On the cover of Refugee Hotel, a Burmese family lodged in a California hotel peers over the edge of a bathtub, gazing at it as though they’d never seen one before.
It’s one of many fascinating images from this collaboration between photographer Gabriele Stabile and writer Juliet Linderman. Through striking photographs and moving personal accounts, Refugee Hotel offers a firsthand look at the first days of refugees in the United States. We follow along in their journey from confusion-filled first nights in airport hotels to the development of new lives.
The pair does an exemplary job of weaving together visual media and prosaic storytelling to create a unique insight into refugee resettlement, drawing in the reader from the first pages.
In one particularly striking image, a Somali mother gathers her children, all covered beautifully in Somali fabric but with additional layers for bitter, Midwest winter weather. They stand in the hotel hallway, unsure of which room is theirs, with looks of confusion on the mother’s face while the children huddle sleepily around her.
Many of the photos in the book are quite ordinary, representing daily life for a typical American—the only difference being that these are the faces of those a world away from their homes. Sabile employs pedestrian yet surreal snapshots of children, weddings, and nature to represent the uncertainty of new life in America. In many, refugees seated by windows simply gaze out on the world with expressionless faces.
Other images capture refugees acting out familiar scenes of prayer and worship in new places. There are images of women adorned in bright African fabrics clapping and singing, a congregation of people praying, a Hindu man sitting cross-legged by himself in an empty hall, and a solitary Muslim woman praying next to her bed.
Amid Sabile’s photographs, Linderman includes an insert of beautifully written refugee memoirs, bringing the reader into the intimate lives of their authors.

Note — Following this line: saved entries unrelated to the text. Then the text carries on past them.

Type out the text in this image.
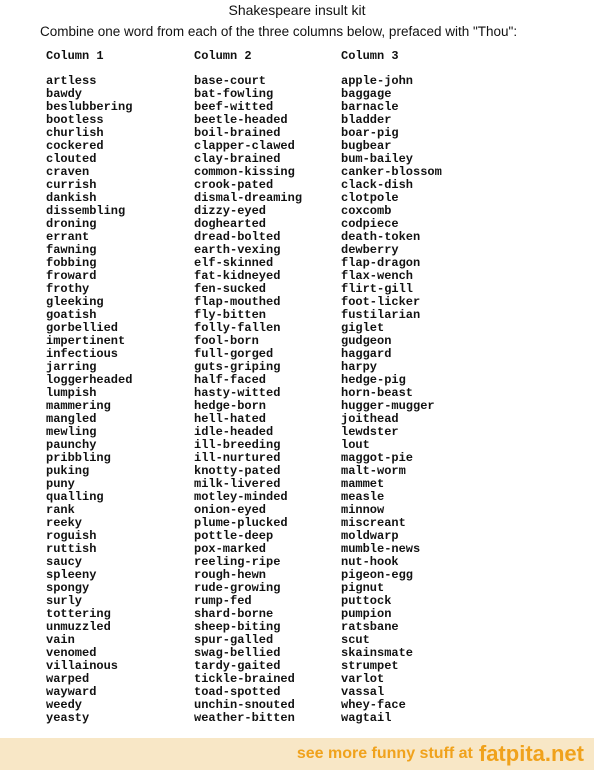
Shakespeare insult kit
Combine one word from each of the three columns below, prefaced with "Thou":
Column 1
artless
bawdy
beslubbering
bootless
churlish
cockered
clouted
craven
currish
dankish
dissembling
droning
errant
fawning
fobbing
froward
frothy
gleeking
goatish
gorbellied
impertinent
infectious
jarring
loggerheaded
lumpish
mammering
mangled
mewling
paunchy
pribbling
puking
puny
qualling
rank
reeky
roguish
ruttish
saucy
spleeny
spongy
surly
tottering
unmuzzled
vain
venomed
villainous
warped
wayward
weedy
yeasty
Column 2
base-court
bat-fowling
beef-witted
beetle-headed
boil-brained
clapper-clawed
clay-brained
common-kissing
crook-pated
dismal-dreaming
dizzy-eyed
doghearted
dread-bolted
earth-vexing
elf-skinned
fat-kidneyed
fen-sucked
flap-mouthed
fly-bitten
folly-fallen
fool-born
full-gorged
guts-griping
half-faced
hasty-witted
hedge-born
hell-hated
idle-headed
ill-breeding
ill-nurtured
knotty-pated
milk-livered
motley-minded
onion-eyed
plume-plucked
pottle-deep
pox-marked
reeling-ripe
rough-hewn
rude-growing
rump-fed
shard-borne
sheep-biting
spur-galled
swag-bellied
tardy-gaited
tickle-brained
toad-spotted
unchin-snouted
weather-bitten
Column 3
apple-john
baggage
barnacle
bladder
boar-pig
bugbear
bum-bailey
canker-blossom
clack-dish
clotpole
coxcomb
codpiece
death-token
dewberry
flap-dragon
flax-wench
flirt-gill
foot-licker
fustilarian
giglet
gudgeon
haggard
harpy
hedge-pig
horn-beast
hugger-mugger
joithead
lewdster
lout
maggot-pie
malt-worm
mammet
measle
minnow
miscreant
moldwarp
mumble-news
nut-hook
pigeon-egg
pignut
puttock
pumpion
ratsbane
scut
skainsmate
strumpet
varlot
vassal
whey-face
wagtail
see more funny stuff at fatpita.net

We learn not only of the dire circumstances in their home countries, but also of their complicated feelings toward their new country. In one instance, an Iraqi man rails bitterly against the American war machine that uprooted him and brought him to the United States.
Linderman shares the stories of refugees from Bhutan, Burma, Burundi, Ethiopia, Iraq, and Somalia, illustrating the variety of calamities that drive people from their home countries. Many become refugees as result of armed conflicts and in turn become reliant on international refugee relief. Others are targeted for having the “wrong” political affiliation, ethnicity, or sex.
Linderman also sheds some light on the American cities hosting the freshly arrived refugees: Amarillo, Minneapolis, Charlottesville, Mobile, and Erie. Resettlement in Minneapolis and Mobile happens with relative ease due to the low cost of living and thriving economies in each. Another factor is the significant refugee population presence—in Minneapolis alone, over 30,000. For the remaining cities this is not the case, with high unemployment rates and intimidating costs of living greeting refugees upon their arrival. It’s a compelling yet understated glimpse at the economic hardship that must be overcome to live a decent, free life.
After their initial photography sessions and interviews, Stabile and Linderman traveled to the refugees’ new homes months later to conduct exit interviews on how they have taken to the American lifestyle. All but one individual interviewed for the book had adapted well and showed no regret in coming to the United States to settle. Even those who endure economic hardship recall no regret whatsoever—they found life in America far better than what they left behind.
Along the way, Linderman and Sabile give us captivating insight into the despair that confronts many refugees upon their landing, without re-victimizing their characters.